Comparing Nutrients in 100 calories Royal Red Kidney BeansVS Boiled Potato Skin
Weight per 100 calories
Royal Red Kidney Beans
30.4g
Boiled Potato Skin
128g
Royal Red Kidney Beans have 4.2 times more energy per 100g than Boiled Potato Skin. It has high energy density when compared to other foods.
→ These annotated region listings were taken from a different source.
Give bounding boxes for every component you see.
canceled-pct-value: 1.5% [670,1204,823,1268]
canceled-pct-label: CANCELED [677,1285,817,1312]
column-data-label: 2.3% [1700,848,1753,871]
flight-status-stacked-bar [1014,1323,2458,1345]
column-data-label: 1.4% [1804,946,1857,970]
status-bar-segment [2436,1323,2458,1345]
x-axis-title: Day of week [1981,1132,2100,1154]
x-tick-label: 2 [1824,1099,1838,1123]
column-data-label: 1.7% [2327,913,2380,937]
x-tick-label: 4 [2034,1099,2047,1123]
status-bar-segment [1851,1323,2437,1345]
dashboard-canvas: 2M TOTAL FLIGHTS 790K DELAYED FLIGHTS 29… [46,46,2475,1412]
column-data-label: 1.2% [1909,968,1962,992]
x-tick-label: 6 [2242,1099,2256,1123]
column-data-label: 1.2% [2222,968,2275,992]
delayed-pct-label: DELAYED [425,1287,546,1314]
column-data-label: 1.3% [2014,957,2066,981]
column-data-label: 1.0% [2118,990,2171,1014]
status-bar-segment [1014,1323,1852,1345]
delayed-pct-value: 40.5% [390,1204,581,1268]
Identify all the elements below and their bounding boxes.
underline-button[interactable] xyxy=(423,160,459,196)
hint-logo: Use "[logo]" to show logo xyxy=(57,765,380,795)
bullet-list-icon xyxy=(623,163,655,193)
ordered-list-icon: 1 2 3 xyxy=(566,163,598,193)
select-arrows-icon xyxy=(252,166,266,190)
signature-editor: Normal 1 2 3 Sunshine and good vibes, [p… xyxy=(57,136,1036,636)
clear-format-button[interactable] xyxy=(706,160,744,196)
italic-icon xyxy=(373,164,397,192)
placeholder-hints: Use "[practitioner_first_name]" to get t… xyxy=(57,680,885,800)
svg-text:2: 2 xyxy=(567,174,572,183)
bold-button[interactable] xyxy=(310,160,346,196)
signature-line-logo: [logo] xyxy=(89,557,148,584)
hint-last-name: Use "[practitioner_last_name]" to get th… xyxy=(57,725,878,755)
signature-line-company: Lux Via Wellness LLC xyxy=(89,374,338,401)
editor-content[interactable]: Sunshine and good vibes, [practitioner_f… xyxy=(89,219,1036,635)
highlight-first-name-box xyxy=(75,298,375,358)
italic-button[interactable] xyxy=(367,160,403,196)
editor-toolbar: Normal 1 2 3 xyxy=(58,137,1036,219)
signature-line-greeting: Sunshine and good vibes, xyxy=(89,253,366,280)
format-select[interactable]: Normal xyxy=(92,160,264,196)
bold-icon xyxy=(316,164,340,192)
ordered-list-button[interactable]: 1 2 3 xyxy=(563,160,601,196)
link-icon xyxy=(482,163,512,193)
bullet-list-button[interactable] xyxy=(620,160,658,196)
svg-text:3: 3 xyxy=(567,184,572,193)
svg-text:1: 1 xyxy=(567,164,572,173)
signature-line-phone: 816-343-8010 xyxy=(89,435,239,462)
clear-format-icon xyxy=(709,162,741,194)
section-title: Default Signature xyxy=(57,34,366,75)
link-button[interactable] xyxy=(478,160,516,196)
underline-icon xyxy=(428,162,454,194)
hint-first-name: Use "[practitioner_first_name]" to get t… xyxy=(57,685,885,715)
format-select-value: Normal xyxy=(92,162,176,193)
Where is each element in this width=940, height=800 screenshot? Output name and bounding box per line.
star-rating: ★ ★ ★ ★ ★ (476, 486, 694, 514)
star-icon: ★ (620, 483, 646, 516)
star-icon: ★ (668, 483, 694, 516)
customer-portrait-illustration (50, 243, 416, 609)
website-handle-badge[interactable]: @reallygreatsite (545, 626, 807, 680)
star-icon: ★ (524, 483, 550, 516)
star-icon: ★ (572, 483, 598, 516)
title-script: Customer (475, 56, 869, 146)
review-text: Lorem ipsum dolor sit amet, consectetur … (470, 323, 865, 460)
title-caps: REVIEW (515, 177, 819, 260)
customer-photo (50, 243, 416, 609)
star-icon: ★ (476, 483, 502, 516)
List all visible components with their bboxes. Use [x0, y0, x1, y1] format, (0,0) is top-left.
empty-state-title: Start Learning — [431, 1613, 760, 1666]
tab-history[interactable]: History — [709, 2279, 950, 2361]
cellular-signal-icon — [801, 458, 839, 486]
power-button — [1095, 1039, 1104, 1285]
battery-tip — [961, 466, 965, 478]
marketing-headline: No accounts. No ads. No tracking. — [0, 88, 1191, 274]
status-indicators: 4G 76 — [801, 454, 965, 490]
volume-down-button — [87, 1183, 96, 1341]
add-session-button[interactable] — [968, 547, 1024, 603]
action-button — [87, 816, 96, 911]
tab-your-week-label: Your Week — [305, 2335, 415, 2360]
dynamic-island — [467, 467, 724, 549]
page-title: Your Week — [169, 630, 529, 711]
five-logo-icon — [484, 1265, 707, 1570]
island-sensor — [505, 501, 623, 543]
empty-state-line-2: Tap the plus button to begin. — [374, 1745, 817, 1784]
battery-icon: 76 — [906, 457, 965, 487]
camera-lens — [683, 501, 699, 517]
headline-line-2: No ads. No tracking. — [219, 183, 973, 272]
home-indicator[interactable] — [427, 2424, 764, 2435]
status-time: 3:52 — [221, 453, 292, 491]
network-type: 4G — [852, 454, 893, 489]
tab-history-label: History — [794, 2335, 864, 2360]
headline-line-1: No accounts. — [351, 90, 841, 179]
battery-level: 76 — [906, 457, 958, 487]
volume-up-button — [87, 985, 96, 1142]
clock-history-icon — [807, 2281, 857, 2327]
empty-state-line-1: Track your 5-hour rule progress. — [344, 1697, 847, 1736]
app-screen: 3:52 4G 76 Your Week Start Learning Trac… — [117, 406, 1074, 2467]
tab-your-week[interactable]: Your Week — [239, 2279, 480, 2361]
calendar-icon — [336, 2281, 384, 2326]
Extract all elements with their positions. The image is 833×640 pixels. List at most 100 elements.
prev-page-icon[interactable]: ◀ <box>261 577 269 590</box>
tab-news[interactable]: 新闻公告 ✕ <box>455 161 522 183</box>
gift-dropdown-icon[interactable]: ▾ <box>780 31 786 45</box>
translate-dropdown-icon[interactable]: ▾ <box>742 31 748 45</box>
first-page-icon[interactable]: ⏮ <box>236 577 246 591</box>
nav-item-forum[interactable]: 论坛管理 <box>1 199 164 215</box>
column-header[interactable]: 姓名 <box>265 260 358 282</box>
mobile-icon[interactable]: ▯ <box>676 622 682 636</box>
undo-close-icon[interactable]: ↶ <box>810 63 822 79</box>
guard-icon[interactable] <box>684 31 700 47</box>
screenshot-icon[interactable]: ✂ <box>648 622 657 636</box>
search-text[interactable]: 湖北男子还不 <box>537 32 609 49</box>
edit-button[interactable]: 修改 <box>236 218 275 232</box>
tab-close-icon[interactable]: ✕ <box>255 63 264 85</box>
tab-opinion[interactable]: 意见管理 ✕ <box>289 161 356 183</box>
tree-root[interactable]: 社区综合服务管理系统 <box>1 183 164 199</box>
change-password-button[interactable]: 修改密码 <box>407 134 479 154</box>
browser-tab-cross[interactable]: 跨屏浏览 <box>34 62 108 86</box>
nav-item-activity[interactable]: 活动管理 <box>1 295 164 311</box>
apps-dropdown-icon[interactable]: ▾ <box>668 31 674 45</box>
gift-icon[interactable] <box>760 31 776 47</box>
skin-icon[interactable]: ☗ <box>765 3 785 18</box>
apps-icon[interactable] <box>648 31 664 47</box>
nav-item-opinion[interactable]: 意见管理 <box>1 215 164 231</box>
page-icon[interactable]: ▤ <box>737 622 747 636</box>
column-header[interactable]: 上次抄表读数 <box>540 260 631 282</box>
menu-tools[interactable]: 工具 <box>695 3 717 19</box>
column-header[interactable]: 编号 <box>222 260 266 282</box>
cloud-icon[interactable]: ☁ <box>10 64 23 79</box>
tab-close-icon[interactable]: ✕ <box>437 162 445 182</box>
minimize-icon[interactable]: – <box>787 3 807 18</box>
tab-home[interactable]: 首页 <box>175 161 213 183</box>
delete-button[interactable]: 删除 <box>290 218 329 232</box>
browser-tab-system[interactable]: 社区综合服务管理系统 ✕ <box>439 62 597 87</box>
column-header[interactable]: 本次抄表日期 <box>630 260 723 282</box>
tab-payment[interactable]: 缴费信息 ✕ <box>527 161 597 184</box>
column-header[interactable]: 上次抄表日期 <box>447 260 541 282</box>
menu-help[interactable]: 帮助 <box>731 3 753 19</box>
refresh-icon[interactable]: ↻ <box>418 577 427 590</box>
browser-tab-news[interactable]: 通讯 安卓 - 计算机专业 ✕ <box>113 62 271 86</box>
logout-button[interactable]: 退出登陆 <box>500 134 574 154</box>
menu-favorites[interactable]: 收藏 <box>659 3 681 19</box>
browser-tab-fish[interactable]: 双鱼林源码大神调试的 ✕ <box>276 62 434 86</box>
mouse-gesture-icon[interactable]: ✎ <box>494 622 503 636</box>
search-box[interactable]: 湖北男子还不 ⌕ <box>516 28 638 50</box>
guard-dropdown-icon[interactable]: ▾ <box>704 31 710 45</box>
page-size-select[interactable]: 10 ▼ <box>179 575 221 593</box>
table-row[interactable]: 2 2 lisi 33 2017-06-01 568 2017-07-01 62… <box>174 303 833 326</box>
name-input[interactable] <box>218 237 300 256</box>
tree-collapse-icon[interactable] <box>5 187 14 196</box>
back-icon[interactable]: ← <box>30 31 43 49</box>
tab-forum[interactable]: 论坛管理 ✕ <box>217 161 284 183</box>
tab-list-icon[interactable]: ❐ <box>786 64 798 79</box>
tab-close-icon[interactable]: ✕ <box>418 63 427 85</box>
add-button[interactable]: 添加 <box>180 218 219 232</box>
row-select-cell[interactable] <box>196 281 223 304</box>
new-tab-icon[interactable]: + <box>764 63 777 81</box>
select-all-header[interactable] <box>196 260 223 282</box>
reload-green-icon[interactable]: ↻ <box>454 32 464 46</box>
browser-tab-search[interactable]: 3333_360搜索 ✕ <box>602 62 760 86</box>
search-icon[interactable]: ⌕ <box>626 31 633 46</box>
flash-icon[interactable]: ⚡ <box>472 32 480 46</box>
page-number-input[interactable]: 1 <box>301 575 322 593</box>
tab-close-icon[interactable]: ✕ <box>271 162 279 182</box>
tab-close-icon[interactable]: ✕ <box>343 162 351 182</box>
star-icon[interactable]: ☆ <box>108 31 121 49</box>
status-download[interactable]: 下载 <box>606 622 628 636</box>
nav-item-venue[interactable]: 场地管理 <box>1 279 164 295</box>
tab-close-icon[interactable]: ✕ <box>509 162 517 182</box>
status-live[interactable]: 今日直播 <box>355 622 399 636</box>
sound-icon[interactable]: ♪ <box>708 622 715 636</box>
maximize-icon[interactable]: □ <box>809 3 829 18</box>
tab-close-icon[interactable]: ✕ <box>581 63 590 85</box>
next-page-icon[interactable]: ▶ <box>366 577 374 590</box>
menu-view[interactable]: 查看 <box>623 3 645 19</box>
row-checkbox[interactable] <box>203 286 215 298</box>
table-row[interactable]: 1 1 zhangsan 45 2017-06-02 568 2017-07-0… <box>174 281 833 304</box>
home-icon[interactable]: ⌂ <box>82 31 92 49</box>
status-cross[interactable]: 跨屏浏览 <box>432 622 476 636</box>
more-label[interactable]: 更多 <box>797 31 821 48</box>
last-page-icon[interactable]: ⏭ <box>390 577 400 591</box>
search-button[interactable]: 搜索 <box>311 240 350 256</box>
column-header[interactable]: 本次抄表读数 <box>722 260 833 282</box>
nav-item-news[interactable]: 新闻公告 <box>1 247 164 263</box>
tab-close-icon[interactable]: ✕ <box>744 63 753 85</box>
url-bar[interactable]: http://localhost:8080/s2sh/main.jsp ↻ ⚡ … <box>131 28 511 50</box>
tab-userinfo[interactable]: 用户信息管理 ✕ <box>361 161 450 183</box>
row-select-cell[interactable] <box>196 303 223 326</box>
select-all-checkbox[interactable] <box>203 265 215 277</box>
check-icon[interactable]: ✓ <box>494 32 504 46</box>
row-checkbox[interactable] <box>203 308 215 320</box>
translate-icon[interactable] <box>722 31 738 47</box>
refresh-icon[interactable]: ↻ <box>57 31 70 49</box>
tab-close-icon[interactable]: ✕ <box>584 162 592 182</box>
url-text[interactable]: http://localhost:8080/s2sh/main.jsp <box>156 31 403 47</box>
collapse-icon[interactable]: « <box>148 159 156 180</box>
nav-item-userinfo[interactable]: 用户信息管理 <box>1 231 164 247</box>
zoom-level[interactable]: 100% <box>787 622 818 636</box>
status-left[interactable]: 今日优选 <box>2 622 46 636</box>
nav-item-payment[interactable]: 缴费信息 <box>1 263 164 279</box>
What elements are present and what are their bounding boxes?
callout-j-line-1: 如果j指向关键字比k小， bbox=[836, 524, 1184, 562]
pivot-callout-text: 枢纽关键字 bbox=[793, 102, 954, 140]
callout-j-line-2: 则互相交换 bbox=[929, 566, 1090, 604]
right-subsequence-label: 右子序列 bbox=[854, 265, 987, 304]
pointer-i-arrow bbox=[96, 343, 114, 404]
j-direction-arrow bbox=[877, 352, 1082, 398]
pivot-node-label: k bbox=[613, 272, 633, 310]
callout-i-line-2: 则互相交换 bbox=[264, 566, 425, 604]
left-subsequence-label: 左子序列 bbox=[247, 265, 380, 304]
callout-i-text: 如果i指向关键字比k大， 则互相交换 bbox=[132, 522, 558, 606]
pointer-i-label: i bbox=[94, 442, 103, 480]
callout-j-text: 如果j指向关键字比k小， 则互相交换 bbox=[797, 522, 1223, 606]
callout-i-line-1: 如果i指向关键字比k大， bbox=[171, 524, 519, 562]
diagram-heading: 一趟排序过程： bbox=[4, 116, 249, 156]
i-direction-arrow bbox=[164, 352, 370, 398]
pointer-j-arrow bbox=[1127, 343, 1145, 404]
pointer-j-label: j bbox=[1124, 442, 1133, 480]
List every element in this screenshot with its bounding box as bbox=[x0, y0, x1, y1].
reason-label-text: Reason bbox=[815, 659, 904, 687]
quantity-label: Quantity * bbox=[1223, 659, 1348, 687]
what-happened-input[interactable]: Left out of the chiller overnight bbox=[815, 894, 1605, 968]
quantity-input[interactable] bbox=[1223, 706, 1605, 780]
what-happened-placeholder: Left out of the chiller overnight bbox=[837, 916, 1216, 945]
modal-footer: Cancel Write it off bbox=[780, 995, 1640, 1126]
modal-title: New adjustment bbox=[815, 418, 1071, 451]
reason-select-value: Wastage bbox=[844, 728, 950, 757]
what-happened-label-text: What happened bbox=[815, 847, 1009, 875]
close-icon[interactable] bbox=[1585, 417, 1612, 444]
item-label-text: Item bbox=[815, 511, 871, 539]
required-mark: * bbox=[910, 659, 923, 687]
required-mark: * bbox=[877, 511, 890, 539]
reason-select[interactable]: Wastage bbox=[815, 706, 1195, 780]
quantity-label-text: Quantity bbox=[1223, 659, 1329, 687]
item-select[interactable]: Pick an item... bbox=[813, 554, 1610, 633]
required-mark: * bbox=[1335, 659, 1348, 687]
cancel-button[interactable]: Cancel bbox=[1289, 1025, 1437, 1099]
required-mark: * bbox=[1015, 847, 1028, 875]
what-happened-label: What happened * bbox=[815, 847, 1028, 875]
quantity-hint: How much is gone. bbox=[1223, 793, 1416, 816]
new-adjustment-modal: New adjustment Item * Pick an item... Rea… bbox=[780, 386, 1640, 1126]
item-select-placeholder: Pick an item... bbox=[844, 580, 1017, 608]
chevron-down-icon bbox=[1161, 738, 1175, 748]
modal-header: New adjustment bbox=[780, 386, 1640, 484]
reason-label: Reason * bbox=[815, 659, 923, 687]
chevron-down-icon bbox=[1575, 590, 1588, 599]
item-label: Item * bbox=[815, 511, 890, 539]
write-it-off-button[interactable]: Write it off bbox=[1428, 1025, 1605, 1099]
Boiled Potato Skin no Salt having average energy density.
Discover which food has more nutrients per 100 calories - Royal Red Kidney Beans or Boiled Potato Skin?
Royal Red Kidney Beans VS Boiled Potato Skin Nutrients Per 100 Kcal
Discover which food has more nutrients per 100 calories - Royal Red Kidney Beans or Boiled Potato Skin?
Lets compare vitamin content per 100 calories of Royal Red Kidney Beans vs Boiled Potato Skin:
100 calories of Royal Red Kidney Beans have 2.9 times more Vitamin B1, 1.6 times more Vitamin B2 and 9.3 times more Vitamin B9 than Boiled Potato Skin.
While 100 kcal of Boiled Potato Skin no Salt contain 2.4 times more Vitamin B3, 2 times more Vitamin B5, 2.5 times more Vitamin B6 and 4.9 times more Vitamin C than Raw Royal Red Kidney Beans.
100 calories of Royal Red Kidney Beans have insufficient amounts of Vitamin C
Both Raw Royal Red Kidney Beans as well as Boiled Potato Skin no Salt have insufficient amounts of Vitamin A, Vitamin B12 and Vitamin D in 100 calories.
Comparing minerals per 100 calories for Royal Red Kidney Beans vs Boiled Potato Skin:
100 calories of Royal Red Kidney Beans have 1.8 times more Phosphorus and 1.4 times more Zinc than Boiled Potato Skin.
While 100 kcal of Boiled Potato Skin no Salt contain 1.4 times more Calcium, 3.7 times more Copper, 2.9 times more Iron, 5.1 times more Manganese, 1.3 times more Potassium and 27.6 times more Water than Raw Royal Red Kidney Beans.
Both Royal Red Kidney Beans and Boiled Potato Skin contain similar levels of Magnesium per 100 calories.
Both Raw Royal Red Kidney Beans as well as Boiled Potato Skin no Salt lack sufficient amounts of Selenium in 100 calories.
Comparison of macro-nutrients per 100 calories:
100 calories of Royal Red Kidney Beans have 3.6 times more Omega 3, 1.8 times more Fiber and 2.1 times more Protein than Boiled Potato Skin.
Both Royal Red Kidney Beans and Boiled Potato Skin offer comparable quantities of Energy and Carbohydrate per 100 calories.
100 calories of Boiled Potato Skin provide inadequate amounts of Omega 3
Both Raw Royal Red Kidney Beans as well as Boiled Potato Skin no Salt provide inadequate amounts of Omega 6 in 100 calories.